Sachs, Norman, Angelos Papaspyropoulos, Domenique D. Zomer van Ommen, Inha Heo, Lena Böttinger, Dymph Klay, Fleur Weeber, et al. 2019. “Long‐term Expanding Human Airway Organoids for Disease Modeling.” The EMBO Journal 38 (4): e100300–320.
Aim 3: Use lung organoids to characterize key pathways involved in LNET formation.
Lung NENs comprise both low grade, well-differentiated NETs and high grade, poorly differentiated NECs. In particular, lung NENs can be subdivided into the high-grade carcinomas, small cell lung cancer (SCLC) and large cell neuroendocrine carcinomas (LCNEC), and the low grade tumors, atypical carcinoids (AC), classified as intermediate grade, and typical carcinoids (TC), classified as low grade. One of the aims of this project was to generate an organoid model of AC and SCLC genesis. To achieve this, I propose to use CRISPR/Cas9-mediated genome editing in PNEC-differentiated human lung organoids to induce inactivating mutations in genes that are commonly altered in these tumor types.

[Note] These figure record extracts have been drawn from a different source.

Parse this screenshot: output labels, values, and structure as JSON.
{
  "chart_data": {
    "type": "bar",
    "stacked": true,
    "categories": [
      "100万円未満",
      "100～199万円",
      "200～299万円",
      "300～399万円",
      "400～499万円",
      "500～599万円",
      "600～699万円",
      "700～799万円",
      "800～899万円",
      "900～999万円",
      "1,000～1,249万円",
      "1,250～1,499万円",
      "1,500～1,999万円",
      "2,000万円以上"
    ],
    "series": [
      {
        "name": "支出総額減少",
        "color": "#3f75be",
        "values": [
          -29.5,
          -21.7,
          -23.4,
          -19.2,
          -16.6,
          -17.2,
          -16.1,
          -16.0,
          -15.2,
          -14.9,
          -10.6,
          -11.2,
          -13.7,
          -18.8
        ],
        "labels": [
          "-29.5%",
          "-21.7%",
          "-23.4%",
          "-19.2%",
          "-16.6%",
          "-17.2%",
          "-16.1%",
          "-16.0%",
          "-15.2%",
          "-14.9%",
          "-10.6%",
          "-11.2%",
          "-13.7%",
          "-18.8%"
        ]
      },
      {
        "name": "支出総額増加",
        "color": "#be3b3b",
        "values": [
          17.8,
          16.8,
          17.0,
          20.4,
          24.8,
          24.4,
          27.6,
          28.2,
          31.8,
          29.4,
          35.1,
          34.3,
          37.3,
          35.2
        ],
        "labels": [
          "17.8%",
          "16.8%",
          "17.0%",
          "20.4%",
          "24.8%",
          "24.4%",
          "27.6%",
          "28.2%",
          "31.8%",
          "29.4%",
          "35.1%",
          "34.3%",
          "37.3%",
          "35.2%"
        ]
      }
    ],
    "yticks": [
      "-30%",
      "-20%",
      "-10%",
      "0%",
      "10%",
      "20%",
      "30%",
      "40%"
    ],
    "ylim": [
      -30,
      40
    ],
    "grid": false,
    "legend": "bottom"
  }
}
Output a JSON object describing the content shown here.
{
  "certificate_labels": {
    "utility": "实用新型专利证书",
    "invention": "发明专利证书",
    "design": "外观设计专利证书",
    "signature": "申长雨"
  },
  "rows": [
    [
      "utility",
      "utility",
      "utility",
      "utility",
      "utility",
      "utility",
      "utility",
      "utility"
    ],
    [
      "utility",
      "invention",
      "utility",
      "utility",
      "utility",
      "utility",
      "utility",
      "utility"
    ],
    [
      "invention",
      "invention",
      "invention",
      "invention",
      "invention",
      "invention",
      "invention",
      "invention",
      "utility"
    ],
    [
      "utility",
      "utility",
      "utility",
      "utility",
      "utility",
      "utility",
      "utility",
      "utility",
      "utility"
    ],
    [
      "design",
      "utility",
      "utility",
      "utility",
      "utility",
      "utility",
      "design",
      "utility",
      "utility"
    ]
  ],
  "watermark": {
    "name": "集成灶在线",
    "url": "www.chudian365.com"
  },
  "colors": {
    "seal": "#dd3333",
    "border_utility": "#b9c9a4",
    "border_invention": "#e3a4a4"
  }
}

This strategy will allow me to determine how these alterations influence the behavior of PNECs and, ultimately, to decipher their mechanistic role in NEN tumorigenesis.
Thus far, we have generated the molecular tools needed for achieving this aim: lenti-viral vectors that express Cas9 and GFP driven from a PNEC-specific promoter, and transient expression vectors for the expression of sgRNAs against RB1, TP53, PTEN, and MEN1. To account for the potential influence of PNEC heterogeneity in response to specific oncogenic alterations, we cloned 3 lentiviral vectors, each in which expression of Cas9 is driven by one of three PNEC promoters: ASCL1, NEUROD1, or CHGA. We expect the first two promoters to drive expression of Cas9 in early PNECs. The third promoter, CHGA, is expected to drive expression of Cas9 in mature, fully differentiated PNECs. In the vectors we have generated, expression of Cas9 is linked to expression of GFP. Lentiviral preparations have been produced for each of the 3 different vectors and organoids will be infected in the coming months.
This project has resulted in a novel system for culturing human pulmonary neuroendocrine cells (PNECs) in airway organoids. In doing so, we have identified the signals that direct PNEC progenitor differentiation to the PNEC fate. I expect the model system that we have generated to be used by other biologists interested in studying PNECs and lung NENs. Moreover, the mechanistic studies that I am currently undertaking using this new model system, will elucidate aspects of lung NEN initiation and progression that are likely to impact patient stratification and may point to new therapeutic options for patients with lung NENs.